If we situate ourselves as someone who is bringing value to the business meeting, we can start to ask questions because we have the right. So how do we do it? If I have an insight that in a recent study 89% of your buyers surveyed felt that their interactions with salespeople brought no commercial value, then I can turn that sort of insight into a provocative question. We could very easily just ask a question of how their situation compares with that. For instance, I could say, "Tell me, Mr. Smith, "in your interactions with your prospects, "what have been their reactions to salespeople?" Or I could ask, "How is your experience in comparison "with this nationwide survey?" The key is that I have provided an insight that is of interest to them and specific to their business, so now I have an opportunity to ask questions on a topic of interest.
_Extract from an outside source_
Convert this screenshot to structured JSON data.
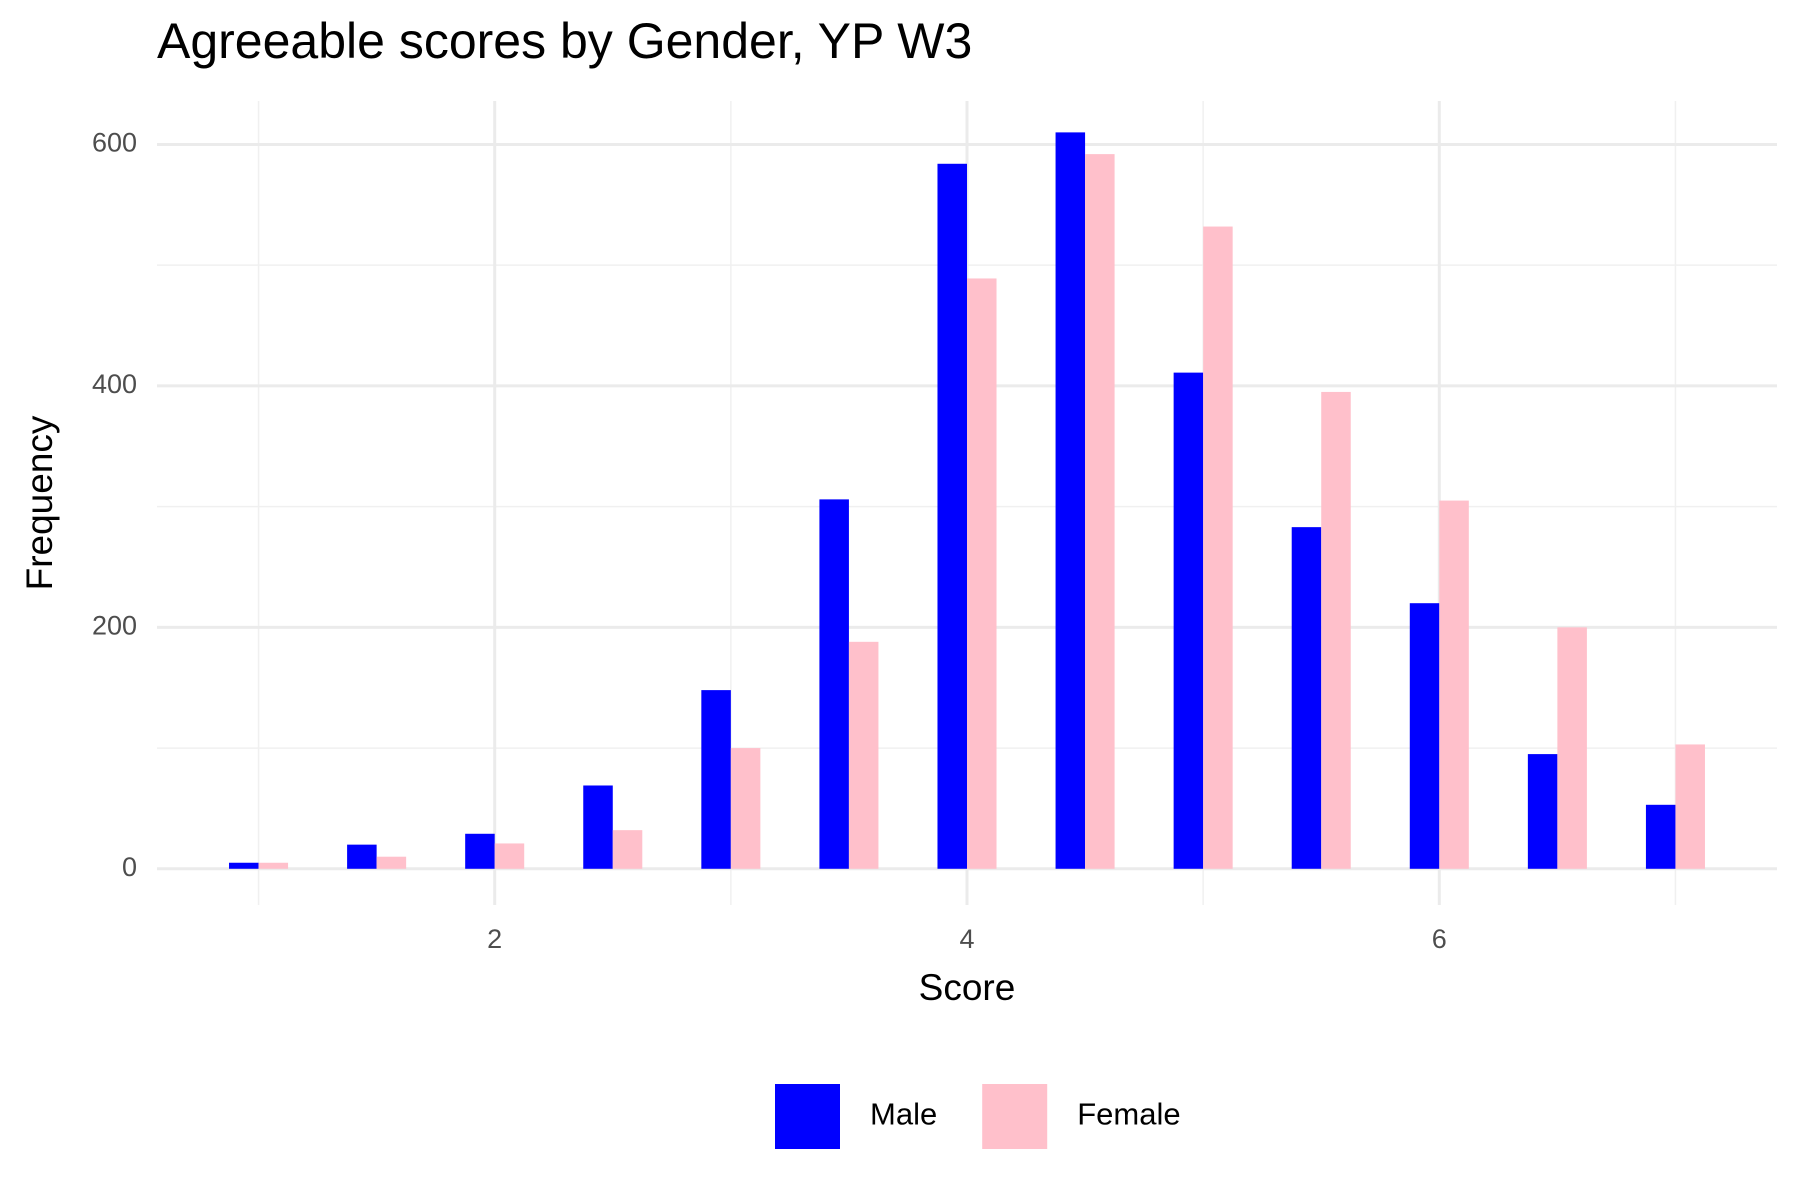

The likelihood of getting better and more complete answers from a prospect is so much more higher than it would have been otherwise. The key is to use your insight to ask a provocative question around an area that not only interests your buyer, but is a problem area that you can eventually help them solve. Sound easy? Well, it is. The real key is the preparation you did ahead of time to provide meaningful insights. The other benefit to this is the fact that you get to prepare your questions ahead of time, something that isn't easy to do without making it sound like prerehearsed questions that you ask every prospect.
Okay, so your homework. Create three to four questions based around each of your insights. This should give you 10 or so questions to ask that will come across as part of a conversation rather than an interrogation.